For offshore wind farms, visual impact and noise pollution should be minor if the farms are not visible from shore [39]. While most plants to date have been sited very near shore in shallow water, it is anticipated that as the economics of offshore plants improve, future plants will be built farther from shore and in deeper waters, where visual and noise impacts are greatly reduced [37].

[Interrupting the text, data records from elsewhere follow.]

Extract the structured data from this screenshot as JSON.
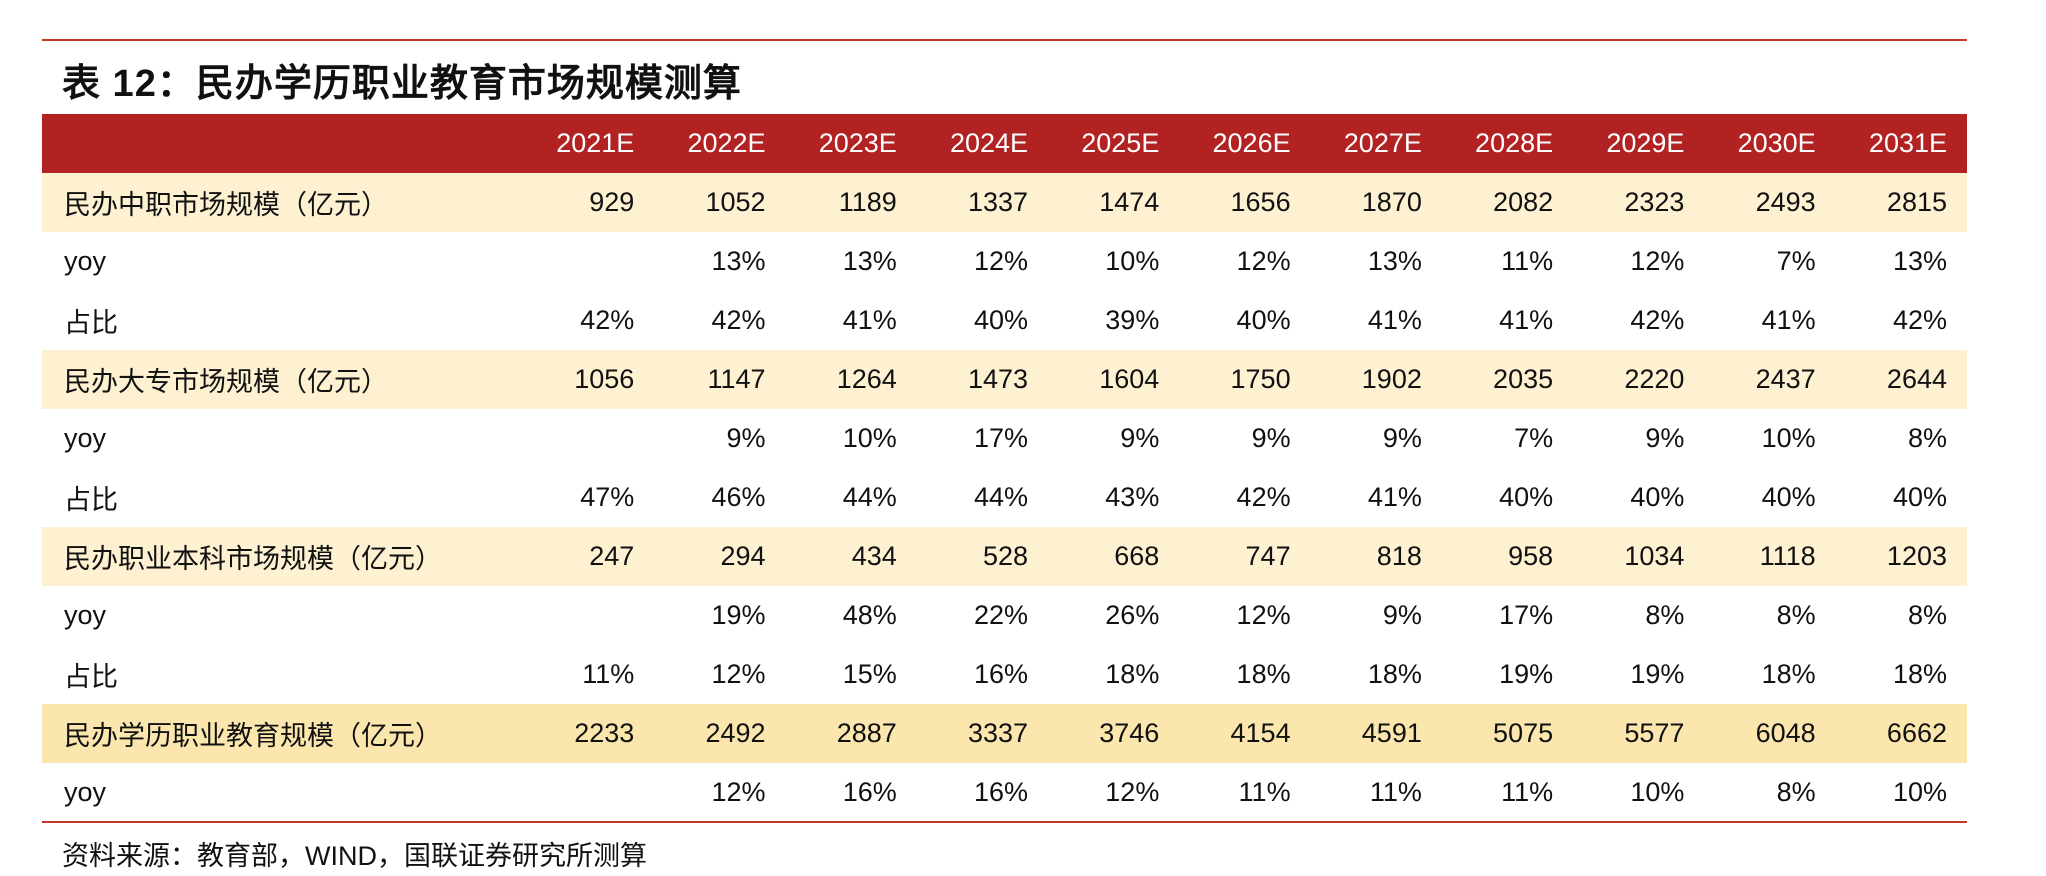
{
  "title": "表 12：民办学历职业教育市场规模测算",
  "table": {
    "header": [
      "2021E",
      "2022E",
      "2023E",
      "2024E",
      "2025E",
      "2026E",
      "2027E",
      "2028E",
      "2029E",
      "2030E",
      "2031E"
    ],
    "rows": [
      [
        "民办中职市场规模（亿元）",
        929,
        1052,
        1189,
        1337,
        1474,
        1656,
        1870,
        2082,
        2323,
        2493,
        2815
      ],
      [
        "yoy",
        null,
        "13%",
        "13%",
        "12%",
        "10%",
        "12%",
        "13%",
        "11%",
        "12%",
        "7%",
        "13%"
      ],
      [
        "占比",
        "42%",
        "42%",
        "41%",
        "40%",
        "39%",
        "40%",
        "41%",
        "41%",
        "42%",
        "41%",
        "42%"
      ],
      [
        "民办大专市场规模（亿元）",
        1056,
        1147,
        1264,
        1473,
        1604,
        1750,
        1902,
        2035,
        2220,
        2437,
        2644
      ],
      [
        "yoy",
        null,
        "9%",
        "10%",
        "17%",
        "9%",
        "9%",
        "9%",
        "7%",
        "9%",
        "10%",
        "8%"
      ],
      [
        "占比",
        "47%",
        "46%",
        "44%",
        "44%",
        "43%",
        "42%",
        "41%",
        "40%",
        "40%",
        "40%",
        "40%"
      ],
      [
        "民办职业本科市场规模（亿元）",
        247,
        294,
        434,
        528,
        668,
        747,
        818,
        958,
        1034,
        1118,
        1203
      ],
      [
        "yoy",
        null,
        "19%",
        "48%",
        "22%",
        "26%",
        "12%",
        "9%",
        "17%",
        "8%",
        "8%",
        "8%"
      ],
      [
        "占比",
        "11%",
        "12%",
        "15%",
        "16%",
        "18%",
        "18%",
        "18%",
        "19%",
        "19%",
        "18%",
        "18%"
      ],
      [
        "民办学历职业教育规模（亿元）",
        2233,
        2492,
        2887,
        3337,
        3746,
        4154,
        4591,
        5075,
        5577,
        6048,
        6662
      ],
      [
        "yoy",
        null,
        "12%",
        "16%",
        "16%",
        "12%",
        "11%",
        "11%",
        "11%",
        "10%",
        "8%",
        "10%"
      ]
    ]
  },
  "source": "资料来源：教育部，WIND，国联证券研究所测算"
}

One of the few noted environmental drawbacks of wind power in general is the potential to kill birds. Careful siting of windmills to avoid important bird migration corridors can significantly mitigate this danger. Empirical studies have concluded that diving birds at Tuno̵ Knob in Denmark are not frightened from the sites of wind farms [36] and [39], and that bird mortality from collision with windmills at Blythe Harbor, UK is significantly lower than background mortality [40]. With careful siting to avoid harm to local or migratory birds and fish, offshore wind may be one of the most environmentally benign of ocean energy resources, as it has a very small footprint, does not affect currents, waves or tidal flows, and does not discharge fluids or change the ambient temperature of the waters [37].